The $60 you netted from selling both options is your maximum potential profit on a short strangle. If the stock settles anywhere between the two sold strikes prior to expiration, this entire amount is yours to keep. Meanwhile, both options can be left to expire worthless, so no further action must be taken to exit the position.
There are two breakeven points on the short strangle, which are calculated by adding the net credit to the call strike and subtracting the net credit from the put strike. In this example, your profit zone ranges from $58.10 on the upside (57.50 + 0.60) to $54.40 on the downside (55 - 0.60).
If one of your options finishes in the money at expiration, however, you must buy to close the contract, resulting in an additional transaction fee.
While your profit on a short strangle is strictly limited, your risk is quite high. If one of the aforementioned breakeven rails is breached, losses will begin to add up quickly. Should XYZ plummet to zero, the maximum potential loss is equal to the put strike less net credit, or 54.40. Multiplied by 100 shares per contract, that's a downside risk of $5,440.

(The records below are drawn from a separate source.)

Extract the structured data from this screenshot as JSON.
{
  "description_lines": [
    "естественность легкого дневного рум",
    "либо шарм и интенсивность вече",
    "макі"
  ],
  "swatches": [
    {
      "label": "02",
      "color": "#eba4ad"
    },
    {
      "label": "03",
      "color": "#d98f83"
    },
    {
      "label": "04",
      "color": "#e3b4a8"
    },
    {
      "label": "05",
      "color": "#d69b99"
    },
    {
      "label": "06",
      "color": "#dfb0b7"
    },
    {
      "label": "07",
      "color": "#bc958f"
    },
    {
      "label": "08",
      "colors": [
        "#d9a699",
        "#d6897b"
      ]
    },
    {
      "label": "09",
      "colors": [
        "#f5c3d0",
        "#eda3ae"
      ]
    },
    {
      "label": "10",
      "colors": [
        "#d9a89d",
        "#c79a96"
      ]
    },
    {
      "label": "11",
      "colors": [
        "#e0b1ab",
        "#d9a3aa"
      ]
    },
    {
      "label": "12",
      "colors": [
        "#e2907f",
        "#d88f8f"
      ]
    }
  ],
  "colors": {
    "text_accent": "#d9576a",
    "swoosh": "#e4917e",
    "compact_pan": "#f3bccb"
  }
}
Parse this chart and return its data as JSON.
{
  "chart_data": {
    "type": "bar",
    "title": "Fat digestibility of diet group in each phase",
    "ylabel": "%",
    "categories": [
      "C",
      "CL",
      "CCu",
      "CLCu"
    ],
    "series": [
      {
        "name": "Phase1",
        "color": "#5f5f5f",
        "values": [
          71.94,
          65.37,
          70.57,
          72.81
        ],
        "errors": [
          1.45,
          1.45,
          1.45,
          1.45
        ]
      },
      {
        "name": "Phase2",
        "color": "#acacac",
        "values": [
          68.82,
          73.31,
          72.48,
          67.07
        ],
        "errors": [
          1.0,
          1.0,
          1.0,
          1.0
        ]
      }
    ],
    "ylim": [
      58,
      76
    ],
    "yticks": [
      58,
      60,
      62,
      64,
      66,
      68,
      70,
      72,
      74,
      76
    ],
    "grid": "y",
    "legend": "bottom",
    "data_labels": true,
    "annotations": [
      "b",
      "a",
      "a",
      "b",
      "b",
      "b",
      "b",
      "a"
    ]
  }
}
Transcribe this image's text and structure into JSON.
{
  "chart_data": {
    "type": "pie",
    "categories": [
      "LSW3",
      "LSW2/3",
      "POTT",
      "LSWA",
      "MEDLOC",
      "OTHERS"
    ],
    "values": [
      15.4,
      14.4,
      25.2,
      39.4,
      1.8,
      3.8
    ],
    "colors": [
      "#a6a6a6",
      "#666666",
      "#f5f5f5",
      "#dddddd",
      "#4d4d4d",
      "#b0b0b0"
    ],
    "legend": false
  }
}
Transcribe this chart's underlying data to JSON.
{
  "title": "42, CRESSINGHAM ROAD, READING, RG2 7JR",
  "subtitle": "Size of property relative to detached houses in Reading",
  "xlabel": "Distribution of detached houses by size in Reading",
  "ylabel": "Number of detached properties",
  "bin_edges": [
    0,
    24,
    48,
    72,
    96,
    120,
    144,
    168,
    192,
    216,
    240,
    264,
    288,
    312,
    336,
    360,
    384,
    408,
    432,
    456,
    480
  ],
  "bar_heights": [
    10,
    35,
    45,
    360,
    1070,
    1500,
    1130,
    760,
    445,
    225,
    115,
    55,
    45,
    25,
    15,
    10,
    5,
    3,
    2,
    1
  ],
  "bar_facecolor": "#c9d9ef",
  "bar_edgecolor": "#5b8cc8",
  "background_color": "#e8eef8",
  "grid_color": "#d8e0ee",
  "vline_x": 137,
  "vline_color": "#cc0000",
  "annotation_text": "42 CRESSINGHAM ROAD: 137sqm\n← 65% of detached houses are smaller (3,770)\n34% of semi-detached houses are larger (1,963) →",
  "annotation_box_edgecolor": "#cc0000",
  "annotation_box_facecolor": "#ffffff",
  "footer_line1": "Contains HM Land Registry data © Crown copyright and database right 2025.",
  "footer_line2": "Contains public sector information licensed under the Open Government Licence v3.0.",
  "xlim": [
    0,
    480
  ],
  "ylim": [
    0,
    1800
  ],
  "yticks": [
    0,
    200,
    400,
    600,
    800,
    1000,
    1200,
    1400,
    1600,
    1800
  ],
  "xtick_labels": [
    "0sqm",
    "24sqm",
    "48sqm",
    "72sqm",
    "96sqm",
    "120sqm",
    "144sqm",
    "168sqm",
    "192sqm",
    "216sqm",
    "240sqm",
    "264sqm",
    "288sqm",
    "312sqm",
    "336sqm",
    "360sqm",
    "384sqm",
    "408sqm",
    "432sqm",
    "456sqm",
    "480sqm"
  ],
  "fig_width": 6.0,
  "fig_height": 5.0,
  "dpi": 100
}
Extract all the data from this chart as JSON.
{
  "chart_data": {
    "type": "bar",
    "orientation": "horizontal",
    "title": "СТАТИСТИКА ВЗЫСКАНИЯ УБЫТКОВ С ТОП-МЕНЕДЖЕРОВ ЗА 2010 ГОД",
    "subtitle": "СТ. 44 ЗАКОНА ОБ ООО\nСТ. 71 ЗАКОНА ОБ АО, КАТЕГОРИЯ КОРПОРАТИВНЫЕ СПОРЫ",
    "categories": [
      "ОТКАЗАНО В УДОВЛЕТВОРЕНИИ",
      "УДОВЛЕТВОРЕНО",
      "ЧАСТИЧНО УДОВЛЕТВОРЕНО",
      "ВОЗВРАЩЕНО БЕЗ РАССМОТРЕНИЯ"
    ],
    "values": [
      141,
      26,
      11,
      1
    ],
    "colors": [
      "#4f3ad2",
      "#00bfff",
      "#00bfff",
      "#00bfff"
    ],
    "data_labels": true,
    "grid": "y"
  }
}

On the other hand, there's no limit to how much money you can lose in the event of a rally, as there's no cap to how high a stock can rise. Should the shares unexpectedly advance, your losses will begin to add up with each step north of breakeven at $58.10.
Since you've sold two options to initiate the short strangle, you'd ideally like to see implied volatility decline. All other factors being equal, a downturn in implied volatility will reduce the value of your options -- thereby making it cheaper to buy them back, should the need arise.
Whenever you're dealing with "naked" short options, as in a short strangle, you'll be required to deposit a predetermined amount of investing capital into a margin account to cover potential losses. Ideally, the trade will play out as expected, and you won't have to forfeit these funds -- but it's worth noting that this capital will be tied up throughout the duration of the trade, and therefore unavailable to you for other investing purposes.
Since the success of a short strangle depends upon very little movement in the underlying stock, it makes sense to narrow your focus to shorter-term options. This gives the shares less time to move against you. Plus, be sure to check the company's corporate calendar to ensure there are no upcoming events that could provide a potential catalyst for the stock to move drastically higher or lower.